Our second directed evolution approach was developed to overcome previous barriers to engineering large, cytoplasmically replicating DNA viruses as oncolytic virotherapies. Oncolytic viruses, whose tropism has been redirected to cancer cells while leaving healthy cells unharmed, have been widely tested in clinical trials to promote antitumor immunity. Among the clinically explored oncolytic virotherapy platforms, vaccinia virus (VV) is particularly attractive due to its extensive clinical safety profile; viral gene deletions that confer specificity for cancer cells; FDA-approved vaccines, therapeutics, and “kill switch” mechanisms to prevent unintended spread; quick replication cycle; capacity to encode up to 40 kbp of heterologous DNA for therapeutic gene expression; and adjuvant properties promote anti-tumor immune responses. Despite these advantages, VV has yet to reach efficacy endpoints needed to clear Phase III clinical trials.
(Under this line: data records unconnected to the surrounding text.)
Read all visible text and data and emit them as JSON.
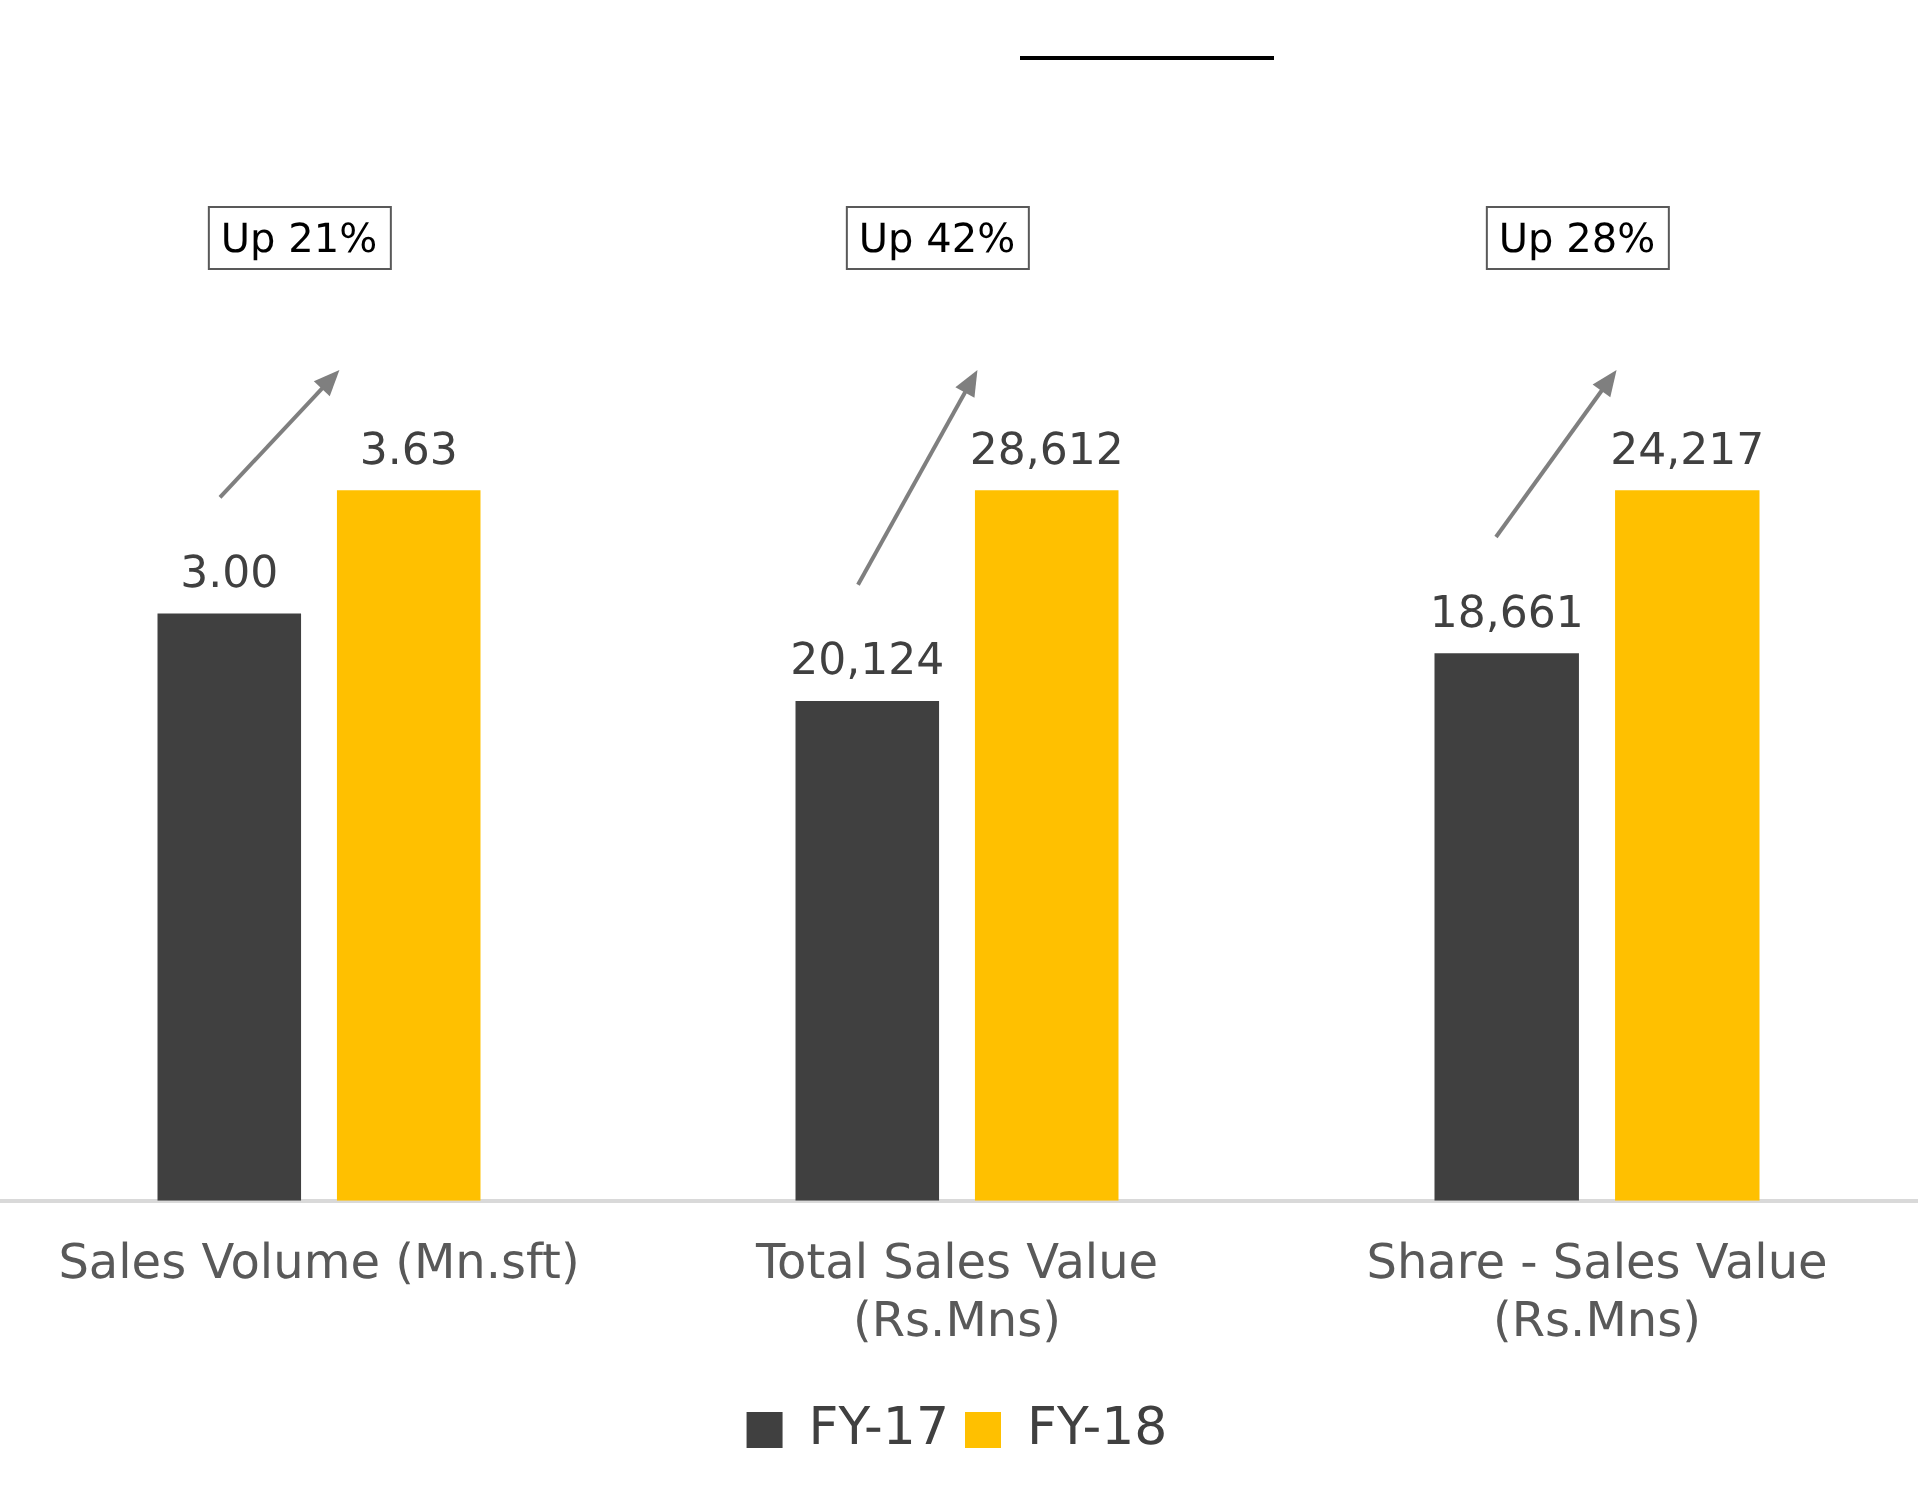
{
  "chart_data": [
    {
      "type": "bar",
      "categories": [
        "Sales Volume (Mn.sft)"
      ],
      "series": [
        {
          "color": "#404040",
          "values": [
            3.0
          ],
          "value_labels": [
            "3.00"
          ]
        },
        {
          "color": "#ffc000",
          "values": [
            3.63
          ],
          "value_labels": [
            "3.63"
          ]
        }
      ],
      "annotations": [
        "Up 21%"
      ]
    },
    {
      "type": "bar",
      "categories": [
        "Total Sales Value (Rs.Mns)"
      ],
      "series": [
        {
          "name": "FY-17",
          "color": "#404040",
          "values": [
            20124
          ],
          "value_labels": [
            "20,124"
          ]
        },
        {
          "name": "FY-18",
          "color": "#ffc000",
          "values": [
            28612
          ],
          "value_labels": [
            "28,612"
          ]
        }
      ],
      "annotations": [
        "Up 42%"
      ],
      "legend": "bottom"
    },
    {
      "type": "bar",
      "categories": [
        "Share - Sales Value (Rs.Mns)"
      ],
      "series": [
        {
          "color": "#404040",
          "values": [
            18661
          ],
          "value_labels": [
            "18,661"
          ]
        },
        {
          "color": "#ffc000",
          "values": [
            24217
          ],
          "value_labels": [
            "24,217"
          ]
        }
      ],
      "annotations": [
        "Up 28%"
      ]
    }
  ]
}
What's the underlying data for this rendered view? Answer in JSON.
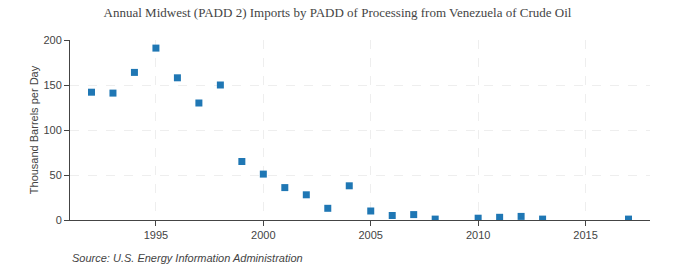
{
  "chart_data": {
    "type": "scatter",
    "title": "Annual Midwest (PADD 2) Imports by PADD of Processing from Venezuela of Crude Oil",
    "ylabel": "Thousand Barrels per Day",
    "annotations": [
      "Source: U.S. Energy Information Administration"
    ],
    "x": [
      1992,
      1993,
      1994,
      1995,
      1996,
      1997,
      1998,
      1999,
      2000,
      2001,
      2002,
      2003,
      2004,
      2005,
      2006,
      2007,
      2008,
      2010,
      2011,
      2012,
      2013,
      2017
    ],
    "values": [
      142,
      141,
      164,
      191,
      158,
      130,
      150,
      65,
      51,
      36,
      28,
      13,
      38,
      10,
      5,
      6,
      1,
      2,
      3,
      4,
      1,
      1
    ],
    "marker": "square",
    "xlim": [
      1991,
      2018
    ],
    "ylim": [
      0,
      200
    ],
    "xticks": [
      1995,
      2000,
      2005,
      2010,
      2015
    ],
    "yticks": [
      0,
      50,
      100,
      150,
      200
    ],
    "grid": true
  }
}
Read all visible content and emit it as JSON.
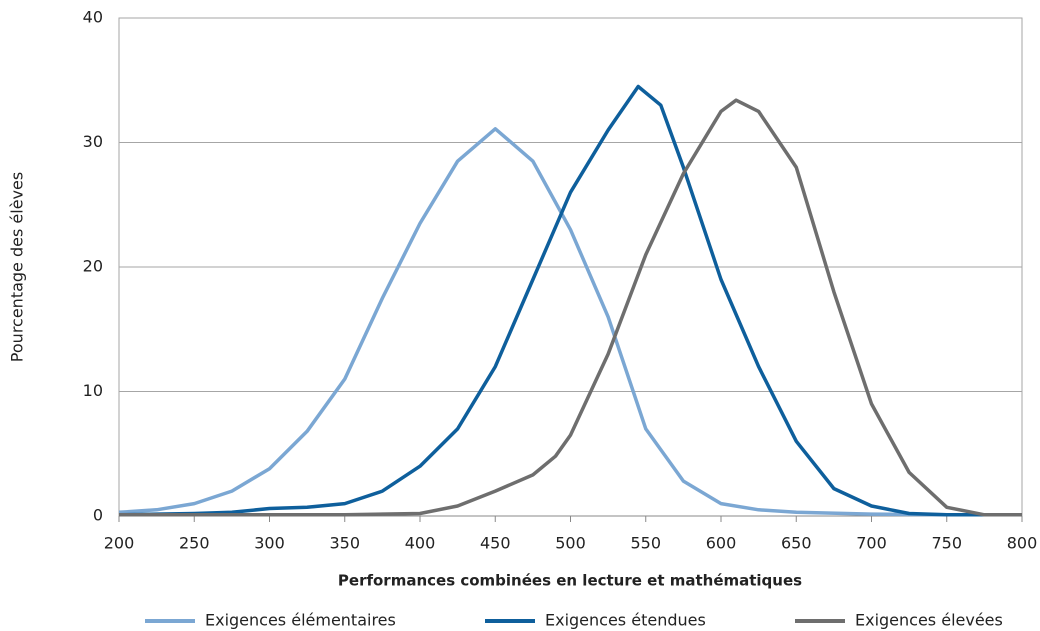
{
  "chart_data": {
    "type": "line",
    "x_label": "Performances combinées en lecture et mathématiques",
    "y_label": "Pourcentage des élèves",
    "xlim": [
      200,
      800
    ],
    "xticks": [
      200,
      250,
      300,
      350,
      400,
      450,
      500,
      550,
      600,
      650,
      700,
      750,
      800
    ],
    "ylim": [
      0,
      40
    ],
    "yticks": [
      0,
      10,
      20,
      30,
      40
    ],
    "grid": true,
    "series": [
      {
        "name": "Exigences élémentaires",
        "color": "#7ba7d3",
        "x": [
          200,
          225,
          250,
          275,
          300,
          325,
          350,
          375,
          400,
          425,
          450,
          475,
          500,
          525,
          550,
          575,
          600,
          625,
          650,
          700,
          750,
          800
        ],
        "values": [
          0.3,
          0.5,
          1.0,
          2.0,
          3.8,
          6.8,
          11,
          17.5,
          23.5,
          28.5,
          31.1,
          28.5,
          23,
          16,
          7,
          2.8,
          1.0,
          0.5,
          0.3,
          0.15,
          0.1,
          0.1
        ]
      },
      {
        "name": "Exigences étendues",
        "color": "#0e5f9c",
        "x": [
          200,
          250,
          275,
          300,
          325,
          350,
          375,
          400,
          425,
          450,
          475,
          500,
          525,
          545,
          560,
          575,
          600,
          625,
          650,
          675,
          700,
          725,
          750,
          800
        ],
        "values": [
          0.1,
          0.2,
          0.3,
          0.6,
          0.7,
          1.0,
          2.0,
          4.0,
          7.0,
          12,
          19,
          26,
          31,
          34.5,
          33,
          28,
          19,
          12,
          6,
          2.2,
          0.8,
          0.2,
          0.1,
          0.1
        ]
      },
      {
        "name": "Exigences élevées",
        "color": "#6e6e6e",
        "x": [
          200,
          300,
          350,
          400,
          425,
          450,
          475,
          490,
          500,
          525,
          550,
          575,
          600,
          610,
          625,
          650,
          675,
          700,
          725,
          750,
          775,
          800
        ],
        "values": [
          0.1,
          0.1,
          0.1,
          0.2,
          0.8,
          2.0,
          3.3,
          4.8,
          6.5,
          13,
          21,
          27.5,
          32.5,
          33.4,
          32.5,
          28,
          18,
          9,
          3.5,
          0.7,
          0.1,
          0.1
        ]
      }
    ]
  }
}
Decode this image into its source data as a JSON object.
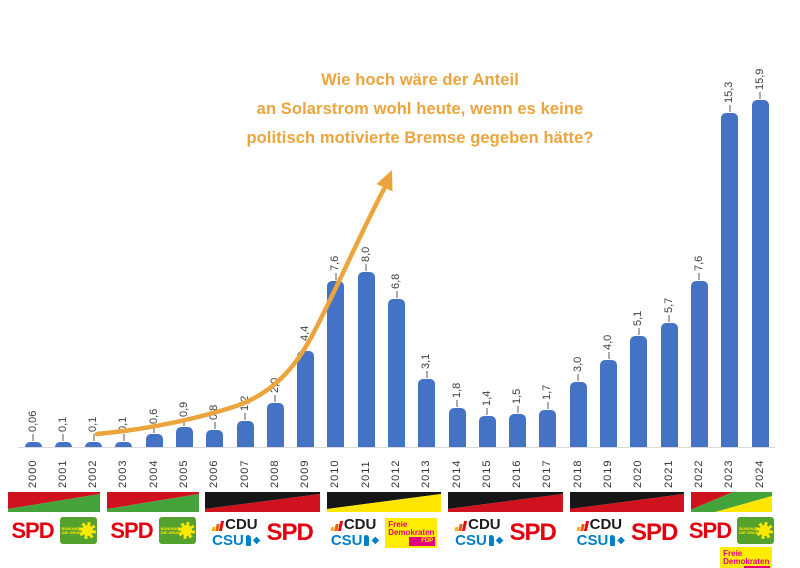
{
  "headline": {
    "line1": "Wie hoch wäre der Anteil",
    "line2": "an Solarstrom wohl heute, wenn es keine",
    "line3": "politisch motivierte Bremse gegeben hätte?"
  },
  "chart_data": {
    "type": "bar",
    "title": "",
    "xlabel": "",
    "ylabel": "",
    "categories": [
      "2000",
      "2001",
      "2002",
      "2003",
      "2004",
      "2005",
      "2006",
      "2007",
      "2008",
      "2009",
      "2010",
      "2011",
      "2012",
      "2013",
      "2014",
      "2015",
      "2016",
      "2017",
      "2018",
      "2019",
      "2020",
      "2021",
      "2022",
      "2023",
      "2024"
    ],
    "values": [
      0.06,
      0.1,
      0.1,
      0.1,
      0.6,
      0.9,
      0.8,
      1.2,
      2.0,
      4.4,
      7.6,
      8.0,
      6.8,
      3.1,
      1.8,
      1.4,
      1.5,
      1.7,
      3.0,
      4.0,
      5.1,
      5.7,
      7.6,
      15.3,
      15.9
    ],
    "value_labels": [
      "0,06",
      "0,1",
      "0,1",
      "0,1",
      "0,6",
      "0,9",
      "0,8",
      "1,2",
      "2,0",
      "4,4",
      "7,6",
      "8,0",
      "6,8",
      "3,1",
      "1,8",
      "1,4",
      "1,5",
      "1,7",
      "3,0",
      "4,0",
      "5,1",
      "5,7",
      "7,6",
      "15,3",
      "15,9"
    ],
    "ylim": [
      0,
      16.5
    ],
    "grid": false,
    "legend": "none",
    "annotation": "orange exponential growth arrow from 2002 to above 2011"
  },
  "coalitions": [
    {
      "span": [
        2000,
        2002
      ],
      "parties": [
        "SPD",
        "Grüne"
      ],
      "flag": [
        "red",
        "green"
      ],
      "logos": [
        "spd",
        "gruene"
      ]
    },
    {
      "span": [
        2003,
        2005
      ],
      "parties": [
        "SPD",
        "Grüne"
      ],
      "flag": [
        "red",
        "green"
      ],
      "logos": [
        "spd",
        "gruene"
      ]
    },
    {
      "span": [
        2006,
        2009
      ],
      "parties": [
        "CDU/CSU",
        "SPD"
      ],
      "flag": [
        "black",
        "red"
      ],
      "logos": [
        "cducsu",
        "spd"
      ]
    },
    {
      "span": [
        2010,
        2013
      ],
      "parties": [
        "CDU/CSU",
        "FDP"
      ],
      "flag": [
        "black",
        "yellow"
      ],
      "logos": [
        "cducsu",
        "fdp"
      ]
    },
    {
      "span": [
        2014,
        2017
      ],
      "parties": [
        "CDU/CSU",
        "SPD"
      ],
      "flag": [
        "black",
        "red"
      ],
      "logos": [
        "cducsu",
        "spd"
      ]
    },
    {
      "span": [
        2018,
        2021
      ],
      "parties": [
        "CDU/CSU",
        "SPD"
      ],
      "flag": [
        "black",
        "red"
      ],
      "logos": [
        "cducsu",
        "spd"
      ]
    },
    {
      "span": [
        2022,
        2024
      ],
      "parties": [
        "SPD",
        "Grüne",
        "FDP"
      ],
      "flag": [
        "red",
        "green",
        "yellow"
      ],
      "logos": [
        "spd",
        "gruene"
      ],
      "fdp_below": true
    }
  ],
  "logos": {
    "spd": "SPD",
    "cdu": "CDU",
    "csu": "CSU",
    "gruene_line1": "BÜNDNIS 90",
    "gruene_line2": "DIE GRÜNEN",
    "fdp_line1": "Freie",
    "fdp_line2": "Demokraten",
    "fdp_abbr": "FDP"
  },
  "colors": {
    "bar": "#4472C4",
    "tick_gray": "#ababab",
    "label_gray": "#404040",
    "accent_orange": "#ECA43C",
    "flag_red": "#D0121F",
    "flag_green": "#45A33C",
    "flag_black": "#161616",
    "flag_yellow": "#FFE501",
    "spd_red": "#E3000F",
    "gruene_green": "#54A12E",
    "gruene_yellow": "#FFE800",
    "cdu_black": "#1D1D1B",
    "cdu_stripe_yellow": "#F9B000",
    "cdu_stripe_orange": "#EA5B0C",
    "cdu_stripe_red": "#E30613",
    "csu_blue": "#0080C8",
    "fdp_yellow": "#FFED00",
    "fdp_magenta": "#E5007D"
  }
}
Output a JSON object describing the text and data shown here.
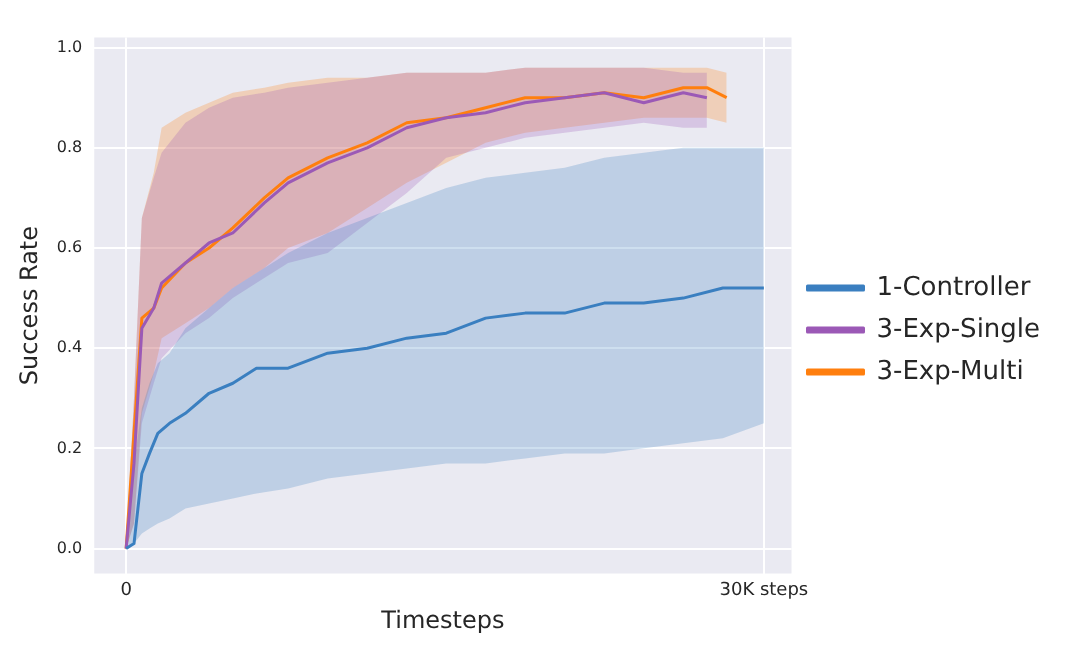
{
  "chart_data": {
    "type": "line",
    "xlabel": "Timesteps",
    "ylabel": "Success Rate",
    "xlim": [
      -1500,
      31300
    ],
    "ylim": [
      -0.05,
      1.02
    ],
    "xticks": [
      {
        "value": 0,
        "label": "0"
      },
      {
        "value": 30000,
        "label": "30K steps"
      }
    ],
    "yticks": [
      {
        "value": 0,
        "label": "0.0"
      },
      {
        "value": 0.2,
        "label": "0.2"
      },
      {
        "value": 0.4,
        "label": "0.4"
      },
      {
        "value": 0.6,
        "label": "0.6"
      },
      {
        "value": 0.8,
        "label": "0.8"
      },
      {
        "value": 1,
        "label": "1.0"
      }
    ],
    "grid": true,
    "legend": "right",
    "marker": "none",
    "line_style": "solid",
    "series": [
      {
        "name": "1-Controller",
        "color": "#3a7fc0",
        "x": [
          0,
          370,
          740,
          1100,
          1490,
          2040,
          2790,
          3900,
          5020,
          6130,
          7620,
          9480,
          11340,
          13200,
          15060,
          16910,
          18770,
          20630,
          22490,
          24350,
          26210,
          28070,
          30000
        ],
        "values": [
          0,
          0.01,
          0.15,
          0.19,
          0.23,
          0.25,
          0.27,
          0.31,
          0.33,
          0.36,
          0.36,
          0.39,
          0.4,
          0.42,
          0.43,
          0.46,
          0.47,
          0.47,
          0.49,
          0.49,
          0.5,
          0.52,
          0.52
        ],
        "lower": [
          0,
          0.01,
          0.03,
          0.04,
          0.05,
          0.06,
          0.08,
          0.09,
          0.1,
          0.11,
          0.12,
          0.14,
          0.15,
          0.16,
          0.17,
          0.17,
          0.18,
          0.19,
          0.19,
          0.2,
          0.21,
          0.22,
          0.25
        ],
        "upper": [
          0,
          0.17,
          0.28,
          0.33,
          0.37,
          0.39,
          0.44,
          0.48,
          0.52,
          0.55,
          0.59,
          0.63,
          0.66,
          0.69,
          0.72,
          0.74,
          0.75,
          0.76,
          0.78,
          0.79,
          0.8,
          0.8,
          0.8
        ]
      },
      {
        "name": "3-Exp-Single",
        "color": "#9b59b6",
        "x": [
          0,
          370,
          740,
          1300,
          1670,
          2790,
          3900,
          5020,
          6500,
          7620,
          9480,
          11340,
          13200,
          15060,
          16910,
          18770,
          20630,
          22490,
          24350,
          26210,
          27320
        ],
        "values": [
          0,
          0.17,
          0.44,
          0.48,
          0.53,
          0.57,
          0.61,
          0.63,
          0.69,
          0.73,
          0.77,
          0.8,
          0.84,
          0.86,
          0.87,
          0.89,
          0.9,
          0.91,
          0.89,
          0.91,
          0.9
        ],
        "lower": [
          0,
          0.05,
          0.25,
          0.33,
          0.38,
          0.43,
          0.46,
          0.5,
          0.54,
          0.57,
          0.59,
          0.65,
          0.71,
          0.78,
          0.8,
          0.82,
          0.83,
          0.84,
          0.85,
          0.84,
          0.84
        ],
        "upper": [
          0,
          0.3,
          0.66,
          0.74,
          0.79,
          0.85,
          0.88,
          0.9,
          0.91,
          0.92,
          0.93,
          0.94,
          0.95,
          0.95,
          0.95,
          0.96,
          0.96,
          0.96,
          0.96,
          0.95,
          0.95
        ]
      },
      {
        "name": "3-Exp-Multi",
        "color": "#ff7f0e",
        "x": [
          0,
          370,
          740,
          1300,
          1670,
          2790,
          3900,
          5020,
          6500,
          7620,
          9480,
          11340,
          13200,
          15060,
          16910,
          18770,
          20630,
          22490,
          24350,
          26210,
          27320,
          28250
        ],
        "values": [
          0,
          null,
          0.46,
          0.48,
          0.52,
          0.57,
          0.6,
          0.64,
          0.7,
          0.74,
          0.78,
          0.81,
          0.85,
          0.86,
          0.88,
          0.9,
          0.9,
          0.91,
          0.9,
          0.92,
          0.92,
          0.9
        ],
        "lower": [
          0,
          0.05,
          0.27,
          0.35,
          0.42,
          0.45,
          0.48,
          0.52,
          0.56,
          0.6,
          0.63,
          0.68,
          0.73,
          0.77,
          0.81,
          0.83,
          0.84,
          0.85,
          0.86,
          0.86,
          0.86,
          0.85
        ],
        "upper": [
          0,
          0.3,
          0.66,
          0.75,
          0.84,
          0.87,
          0.89,
          0.91,
          0.92,
          0.93,
          0.94,
          0.94,
          0.95,
          0.95,
          0.95,
          0.96,
          0.96,
          0.96,
          0.96,
          0.96,
          0.96,
          0.95
        ]
      }
    ]
  }
}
Directed evolution holds promise to overcome existing challenges, such as improving delivery to the solid tumor cores or metastasized tumor sites. However, the development of directed evolution approaches for VV have been limited because its ~190 kbp, repetitive sequence-containing, cytoplasmically replicating genome is poorly amenable to established genetic diversification techniques. To enable directed evolution of VV, we engineered a CRISPR-fusion complex called CytoEvolvR and developed novel methods to perform continuous diversification and selection of improved vectors in cancer cells. Next-generation sequencing and florescence reversion assays showed that optimized versions of CytoEvolvR generate tunable, multiplexable, site-specific, non-PAM-constrained diversification of endogenous loci in VV genomes containing safety deletions. In vitro selections of a double-deleted VV vector for which a VV gene of interest was diversified by CytoEvolvR uncovered enriched SNP and truncation variants. The results of this work may be translatable to improving delivery of in vivo cancer immuno- and gene therapies.